Daytime naps are normal in young children and common in the elderly and are taken especially at between 2.00 and 4.00 pmwhen the circadian rhythms favour sleep. They are often taken to compensate for sleep deprivation at night, but may be a manifestation of excessive daytime sleepiness from other causes.
The structure of sleep during a nap depends on the duration since the last sleep episode and its position in the circadian rhythm. Stages 3 and 4 NREM are more likely if the nap occurs after a prolonged period of wakefulness, which is usually later in the day. These stages of sleep are also more likely if a nap lasts for more than around 60 min, but are unlikely if it is less than 20 min. REM sleep may be entered if a nap coincides with the ultradian REM sleep cycle which probably persists in a mild form throughout wakefulness as well as sleep. This is otherwise unusual in normal subjects. Frequent dreaming during daytime naps suggests the diagnosis of narcolepsy.
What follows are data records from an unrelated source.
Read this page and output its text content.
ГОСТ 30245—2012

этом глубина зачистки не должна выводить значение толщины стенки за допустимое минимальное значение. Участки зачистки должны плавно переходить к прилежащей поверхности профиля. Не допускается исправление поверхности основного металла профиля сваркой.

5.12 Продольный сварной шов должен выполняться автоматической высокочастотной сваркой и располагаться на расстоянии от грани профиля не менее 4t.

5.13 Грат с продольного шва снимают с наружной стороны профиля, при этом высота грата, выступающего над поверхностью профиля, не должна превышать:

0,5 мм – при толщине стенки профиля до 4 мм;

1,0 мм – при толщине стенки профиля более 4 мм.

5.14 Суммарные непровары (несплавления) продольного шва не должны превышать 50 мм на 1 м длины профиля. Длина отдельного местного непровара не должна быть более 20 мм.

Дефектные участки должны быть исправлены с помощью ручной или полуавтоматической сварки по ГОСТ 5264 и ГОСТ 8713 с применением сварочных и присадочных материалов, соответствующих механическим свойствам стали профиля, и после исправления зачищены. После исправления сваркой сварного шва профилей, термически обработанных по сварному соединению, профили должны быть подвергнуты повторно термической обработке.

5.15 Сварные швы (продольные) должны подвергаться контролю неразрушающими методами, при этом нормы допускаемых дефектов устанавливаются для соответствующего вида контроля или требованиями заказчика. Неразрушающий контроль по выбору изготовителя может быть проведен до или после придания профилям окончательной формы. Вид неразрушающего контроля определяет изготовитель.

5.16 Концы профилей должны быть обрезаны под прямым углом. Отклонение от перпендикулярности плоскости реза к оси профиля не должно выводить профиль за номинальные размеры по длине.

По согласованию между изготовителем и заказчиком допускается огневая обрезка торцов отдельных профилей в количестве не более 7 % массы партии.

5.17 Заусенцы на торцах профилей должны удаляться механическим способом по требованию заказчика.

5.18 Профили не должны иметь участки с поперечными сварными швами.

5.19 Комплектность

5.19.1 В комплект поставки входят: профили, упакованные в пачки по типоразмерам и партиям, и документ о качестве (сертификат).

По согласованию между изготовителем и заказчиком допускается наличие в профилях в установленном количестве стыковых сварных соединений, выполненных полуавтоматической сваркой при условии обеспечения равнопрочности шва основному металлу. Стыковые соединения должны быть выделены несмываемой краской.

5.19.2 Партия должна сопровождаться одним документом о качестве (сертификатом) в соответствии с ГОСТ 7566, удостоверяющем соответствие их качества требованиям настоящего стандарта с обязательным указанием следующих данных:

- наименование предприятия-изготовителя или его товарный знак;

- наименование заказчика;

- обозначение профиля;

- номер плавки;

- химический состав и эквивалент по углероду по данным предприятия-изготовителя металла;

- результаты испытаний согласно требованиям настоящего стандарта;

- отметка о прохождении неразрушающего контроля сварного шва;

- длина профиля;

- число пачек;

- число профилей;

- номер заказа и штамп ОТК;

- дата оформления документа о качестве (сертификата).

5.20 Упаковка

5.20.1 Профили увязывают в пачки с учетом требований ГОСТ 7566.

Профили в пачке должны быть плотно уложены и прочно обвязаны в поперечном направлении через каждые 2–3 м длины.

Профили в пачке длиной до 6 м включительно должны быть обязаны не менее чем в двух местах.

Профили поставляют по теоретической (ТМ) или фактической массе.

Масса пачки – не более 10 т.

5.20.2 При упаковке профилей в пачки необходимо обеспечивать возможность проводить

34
'Sleep attacks' have been thought to be characteristic of narcolepsy and Parkinson's disease, perhaps triggered by dopaminergic agents, but they can occur with any cause of severe daytime sleepiness. They may be slightly more likely in REM rather than NREM sleep disorders or deprivation, and can be confused with transient loss of consciousness due to cardiac dysrhythmias or epilepsy.
Long naps may be followed by sleep inertia, and brief 'power' naps are often more refreshing. This may be not only because they may contain stages 3 and 4 NREM sleep, but also because the act of entering sleep from wakefulness itself leads to feeling refreshed. This implies that features of stages 3 and 4 NREM sleep may not be the best indicator of whether or not sleep is refreshing.
In narcolepsy naps of 5-30min or even less are refreshing. Longer naps are required in obstructive sleep apnoeas and even prolonged naps of up to 2h may be unrefreshing in idiopathic hypersomnia. Shift workers often have unavoidably modified nocturnal sleep routines and require naps at other times during the day in order to compensate for this.